Lines on John Palmer

Communicated by Miss Beslee

Lines, written by Mr Roscoe and spoken by Mr Holmes, before a play acted, at Liverpool, for the benefit of the family of Mr John Palmer, who died suddenly while performing the part of the Stranger in the play of that name, and immediately after repeating the words “Oh God, Oh God! there is another and a better world.”

Ye airy sprites, who oft as fancy calls,
Sport ’mid the fabric of these haunted walls
Light forms that float in mirth’s tumultuous throng
With frolic dance, and revelry, and song,
Fold your gay wings, repress your wonted fire
And from your favourite seats awhile retire!
And thou, whose powers sublimer thoughts impart
Queen of the springs that move the human heart
With change alternate, at whose magic call
The swelling tides of passion rise or fall,
Thou too, withdraw! for, ’mid thy loved abode,
With step more stern a mightier Power has trod,
Here, on this spot, to every eye confessed,
Enrob’d in terrors, stood the Kingly Guest;
Here, on this spot, Death waved th’unerring dart,
And struck his noblest prize — and honest heart.
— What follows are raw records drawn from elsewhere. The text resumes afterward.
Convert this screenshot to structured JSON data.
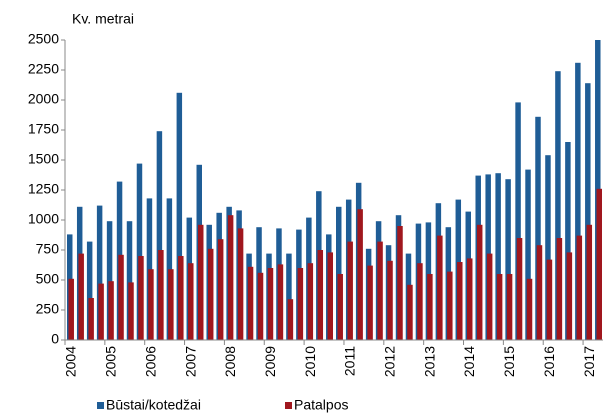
{
  "chart_data": {
    "type": "bar",
    "y_label": "Kv. metrai",
    "categories": [
      "2004",
      null,
      null,
      null,
      "2005",
      null,
      null,
      null,
      "2006",
      null,
      null,
      null,
      "2007",
      null,
      null,
      null,
      "2008",
      null,
      null,
      null,
      "2009",
      null,
      null,
      null,
      "2010",
      null,
      null,
      null,
      "2011",
      null,
      null,
      null,
      "2012",
      null,
      null,
      null,
      "2013",
      null,
      null,
      null,
      "2014",
      null,
      null,
      null,
      "2015",
      null,
      null,
      null,
      "2016",
      null,
      null,
      null,
      "2017",
      null
    ],
    "series": [
      {
        "name": "Būstai/kotedžai",
        "color": "#1f5d96",
        "values": [
          880,
          1110,
          820,
          1120,
          990,
          1320,
          990,
          1470,
          1180,
          1740,
          1180,
          2060,
          1020,
          1460,
          960,
          1060,
          1110,
          1080,
          720,
          940,
          720,
          930,
          720,
          920,
          1020,
          1240,
          880,
          1110,
          1170,
          1310,
          760,
          990,
          790,
          1040,
          720,
          970,
          980,
          1140,
          940,
          1170,
          1070,
          1370,
          1380,
          1390,
          1340,
          1980,
          1420,
          1860,
          1540,
          2240,
          1650,
          2310,
          2140,
          2500
        ]
      },
      {
        "name": "Patalpos",
        "color": "#a0171e",
        "values": [
          510,
          720,
          350,
          470,
          490,
          710,
          480,
          700,
          590,
          750,
          590,
          700,
          640,
          960,
          760,
          840,
          1040,
          930,
          610,
          560,
          600,
          630,
          340,
          600,
          640,
          750,
          730,
          550,
          820,
          1090,
          620,
          820,
          660,
          950,
          460,
          640,
          550,
          870,
          570,
          650,
          680,
          960,
          720,
          550,
          550,
          850,
          510,
          790,
          670,
          850,
          730,
          870,
          960,
          1260
        ]
      }
    ],
    "ylim": [
      0,
      2500
    ],
    "yticks": [
      0,
      250,
      500,
      750,
      1000,
      1250,
      1500,
      1750,
      2000,
      2250,
      2500
    ],
    "grid": false,
    "legend": "bottom"
  }
}
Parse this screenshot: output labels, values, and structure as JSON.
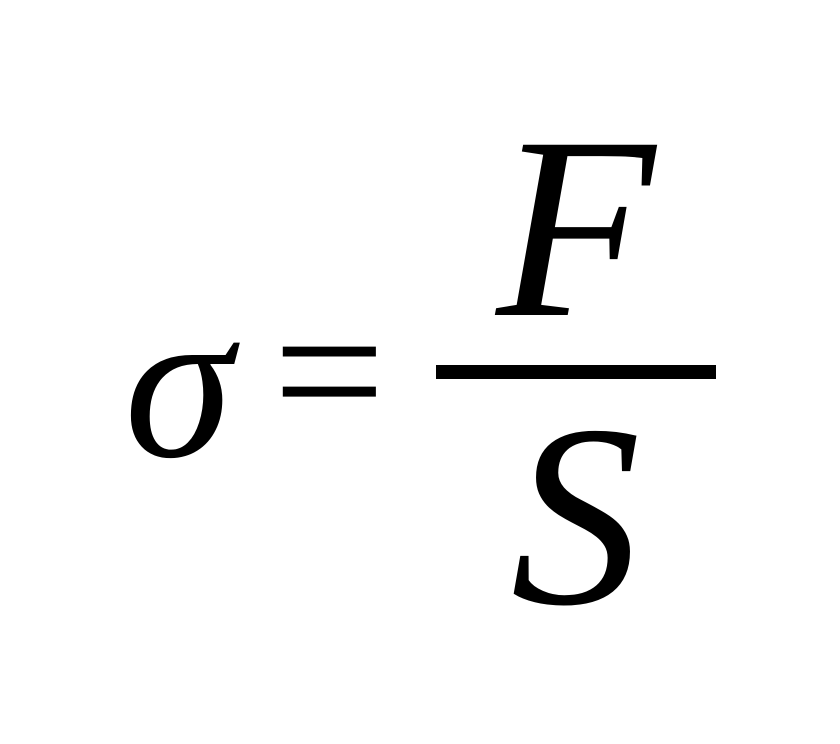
{
  "formula": {
    "type": "equation",
    "lhs": "σ",
    "operator": "=",
    "rhs": {
      "type": "fraction",
      "numerator": "F",
      "denominator": "S"
    },
    "font_family": "Times New Roman",
    "font_style": "italic",
    "text_color": "#000000",
    "background": "transparent",
    "lhs_fontsize": 220,
    "operator_fontsize": 200,
    "fraction_fontsize": 260,
    "fraction_bar_width": 280,
    "fraction_bar_thickness": 14
  }
}
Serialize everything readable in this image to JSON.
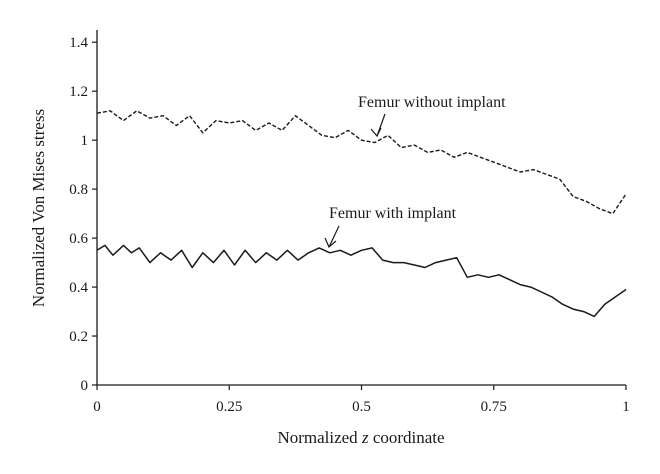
{
  "chart_data": {
    "type": "line",
    "title": "",
    "xlabel": "Normalized z coordinate",
    "xlabel_prefix": "Normalized ",
    "xlabel_var": "z",
    "xlabel_suffix": " coordinate",
    "ylabel": "Normalized Von Mises stress",
    "xlim": [
      0,
      1
    ],
    "ylim": [
      0,
      1.45
    ],
    "x_ticks": [
      0,
      0.25,
      0.5,
      0.75,
      1
    ],
    "x_tick_labels": [
      "0",
      "0.25",
      "0.5",
      "0.75",
      "1"
    ],
    "y_ticks": [
      0,
      0.2,
      0.4,
      0.6,
      0.8,
      1,
      1.2,
      1.4
    ],
    "y_tick_labels": [
      "0",
      "0.2",
      "0.4",
      "0.6",
      "0.8",
      "1",
      "1.2",
      "1.4"
    ],
    "grid": false,
    "legend": "none",
    "series": [
      {
        "name": "Femur without implant",
        "style": "dashed",
        "x": [
          0,
          0.025,
          0.05,
          0.075,
          0.1,
          0.125,
          0.15,
          0.175,
          0.2,
          0.225,
          0.25,
          0.275,
          0.3,
          0.325,
          0.35,
          0.375,
          0.4,
          0.425,
          0.45,
          0.475,
          0.5,
          0.525,
          0.55,
          0.575,
          0.6,
          0.625,
          0.65,
          0.675,
          0.7,
          0.725,
          0.75,
          0.775,
          0.8,
          0.825,
          0.85,
          0.875,
          0.9,
          0.925,
          0.95,
          0.975,
          1
        ],
        "y": [
          1.11,
          1.12,
          1.08,
          1.12,
          1.09,
          1.1,
          1.06,
          1.1,
          1.03,
          1.08,
          1.07,
          1.08,
          1.04,
          1.07,
          1.04,
          1.1,
          1.06,
          1.02,
          1.01,
          1.04,
          1.0,
          0.99,
          1.02,
          0.97,
          0.98,
          0.95,
          0.96,
          0.93,
          0.95,
          0.93,
          0.91,
          0.89,
          0.87,
          0.88,
          0.86,
          0.84,
          0.77,
          0.75,
          0.72,
          0.7,
          0.78
        ]
      },
      {
        "name": "Femur with implant",
        "style": "solid",
        "x": [
          0,
          0.015,
          0.03,
          0.05,
          0.065,
          0.08,
          0.1,
          0.12,
          0.14,
          0.16,
          0.18,
          0.2,
          0.22,
          0.24,
          0.26,
          0.28,
          0.3,
          0.32,
          0.34,
          0.36,
          0.38,
          0.4,
          0.42,
          0.44,
          0.46,
          0.48,
          0.5,
          0.52,
          0.54,
          0.56,
          0.58,
          0.6,
          0.62,
          0.64,
          0.66,
          0.68,
          0.7,
          0.72,
          0.74,
          0.76,
          0.78,
          0.8,
          0.82,
          0.84,
          0.86,
          0.88,
          0.9,
          0.92,
          0.94,
          0.96,
          0.98,
          1
        ],
        "y": [
          0.55,
          0.57,
          0.53,
          0.57,
          0.54,
          0.56,
          0.5,
          0.54,
          0.51,
          0.55,
          0.48,
          0.54,
          0.5,
          0.55,
          0.49,
          0.55,
          0.5,
          0.54,
          0.51,
          0.55,
          0.51,
          0.54,
          0.56,
          0.54,
          0.55,
          0.53,
          0.55,
          0.56,
          0.51,
          0.5,
          0.5,
          0.49,
          0.48,
          0.5,
          0.51,
          0.52,
          0.44,
          0.45,
          0.44,
          0.45,
          0.43,
          0.41,
          0.4,
          0.38,
          0.36,
          0.33,
          0.31,
          0.3,
          0.28,
          0.33,
          0.36,
          0.39
        ]
      }
    ],
    "annotations": [
      {
        "text": "Femur without implant",
        "points_to_series": 0
      },
      {
        "text": "Femur with implant",
        "points_to_series": 1
      }
    ]
  },
  "colors": {
    "line": "#1a1a1a",
    "background": "#ffffff"
  }
}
What wondrous links the human feelings bind!
How strong the secret sympathies of mind!
As fancy’s pictured forms around us move,
We hope or fear, rejoice, detest or love.
Nor heaves the sigh for selfish woes alone,
Congenial sorrows mingle with our own.
Hence, as the poet’s raptured eye-balls roll,
The fond delirium seizes all his soul,
And, as his pulse concordant measure keeps,
He smiles in transport, or in anguish weeps.
But oh! lamented shade, not thine to know
The anguish only of imagined woe.
Doomed the lov’d partner of thy soul to mourn
And fond parental ties untimely torn1
Then whilst thy bosom, lab’ring with its grief
In fabled sorrows sought short relief,
The fancied woes, too true to Nature’s tone,
Burst the slight barrier, and became thy own;
In mingled tides the swelling passions ran,
Absorb’d the actor, and o’erwhelmed the man!
Martyr of sympathy! more sadly true
Than ever fancy feigned, or poet drew.

Say why, by Heaven’s acknowledged hand impressed,
Such keen sensations actuate all the breast?
Why throbs the heart for joys that long have fled?
Why lingers hope around the silent dead?
Does Heaven, unjust, the fond desire instil
To add to mortal woes another ill?
Are there no beings of etherial frame
Who in soft whispers prompt the nightly dream,
And, ’mid lone musings of remembrance sweet,
Inspire the secret wish, once more to meet?
There are — for, not by more determined laws,
The sympathetic steel the magnet draws,
Than the freed spirit acts with strong control
On its responsive sympathies of truth unfurl’d,
“There is another and a better world.”

Yet, while we, sorrowing, tread this earthly ball,
For human woes a human tear will fall
Blest be that tear, who gives it doubly blest,
That heals with balm the orphan’s bleeding heart.
Not all that breathes in morning’s genial dew
Revives the parent plant form whence it grew
Yet may those dews, with kindly nurture, aid
The infant flow’rets drooping in the shade,
While memory of tried worth and manners mild,
A father’s virtue, still protect his child.


  1. Mr Palmer lost his wife and one or two of his children a short time before his death.